Un exemple à suivre : en 2017, une voiture sur 2 achetée en Norvège était électrique ou hybride

Bien décidée à réduire son impact environnemental, la Norvège a agi dans le domaine de l’automobile. En 2017, une voiture neuve sur 2 achetée dans le pays était hybride ou électrique. Un chiffre qui témoigne du changement de mentalité des conducteurs mais aussi du désir de rouler de manière plus responsable.

POURQUOI UN TEL ENGOUEMENT POUR LA VOITURE ÉLÉCTRIQUE ?

Comme de nombreux pays à travers le monde, la Norvège souhaite consommer tout en réduisant l’impact qu’elle peut avoir sur l’environnement.

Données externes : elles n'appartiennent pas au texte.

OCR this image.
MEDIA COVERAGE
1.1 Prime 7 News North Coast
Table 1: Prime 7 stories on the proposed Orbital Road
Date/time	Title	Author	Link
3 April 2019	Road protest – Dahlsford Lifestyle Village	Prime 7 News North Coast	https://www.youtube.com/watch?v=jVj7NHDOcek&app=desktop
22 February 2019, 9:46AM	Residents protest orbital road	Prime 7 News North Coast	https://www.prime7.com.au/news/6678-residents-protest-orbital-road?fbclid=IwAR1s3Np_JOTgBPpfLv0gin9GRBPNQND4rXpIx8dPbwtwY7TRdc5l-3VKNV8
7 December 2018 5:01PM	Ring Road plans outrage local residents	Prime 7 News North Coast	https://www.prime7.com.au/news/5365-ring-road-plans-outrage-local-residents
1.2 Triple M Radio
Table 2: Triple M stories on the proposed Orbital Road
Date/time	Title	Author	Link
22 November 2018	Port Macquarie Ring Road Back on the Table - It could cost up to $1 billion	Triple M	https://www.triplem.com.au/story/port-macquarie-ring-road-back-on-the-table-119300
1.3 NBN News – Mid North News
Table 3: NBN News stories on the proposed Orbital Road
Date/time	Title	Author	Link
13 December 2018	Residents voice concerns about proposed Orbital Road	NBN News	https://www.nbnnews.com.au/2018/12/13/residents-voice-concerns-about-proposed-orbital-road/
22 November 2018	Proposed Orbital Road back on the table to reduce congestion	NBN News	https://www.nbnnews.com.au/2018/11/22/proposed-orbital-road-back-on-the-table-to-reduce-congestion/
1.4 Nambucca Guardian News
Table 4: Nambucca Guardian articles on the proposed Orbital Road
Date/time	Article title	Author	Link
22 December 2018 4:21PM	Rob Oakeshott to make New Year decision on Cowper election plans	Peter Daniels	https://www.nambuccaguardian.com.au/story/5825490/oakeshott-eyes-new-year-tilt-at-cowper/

Faire l’acquisition d’une voiture électrique ou hybride est un geste sur lequel le gouvernement a choisi de miser en mettant en place des avantages.

S’ils achètent une telle voiture, les conducteurs norvégiens disposent de nombreux avantages : gratuité des péages urbains, gratuité des ferries ou encore droit de circuler dans les couloirs de bus. Autant d’éléments qui font qu’en 2017, de nombreux automobilistes sont passés à l’électrique et à l’hybride.

UN PAYS PIONNIER DANS CE DOMAINE

Ce constat est étonnant car la Norvège est connu comme le plus gros producteur de pétrole d’Europe de l’Ouest. Mais avec cette vague d’achats de voitures éco-responsables, le pays est aussi devenu le leader mondial dans le domaine de l’électrification des transports routiers. Depuis plusieurs années, la Norvège ne cesse d’évoluer dans ce sens.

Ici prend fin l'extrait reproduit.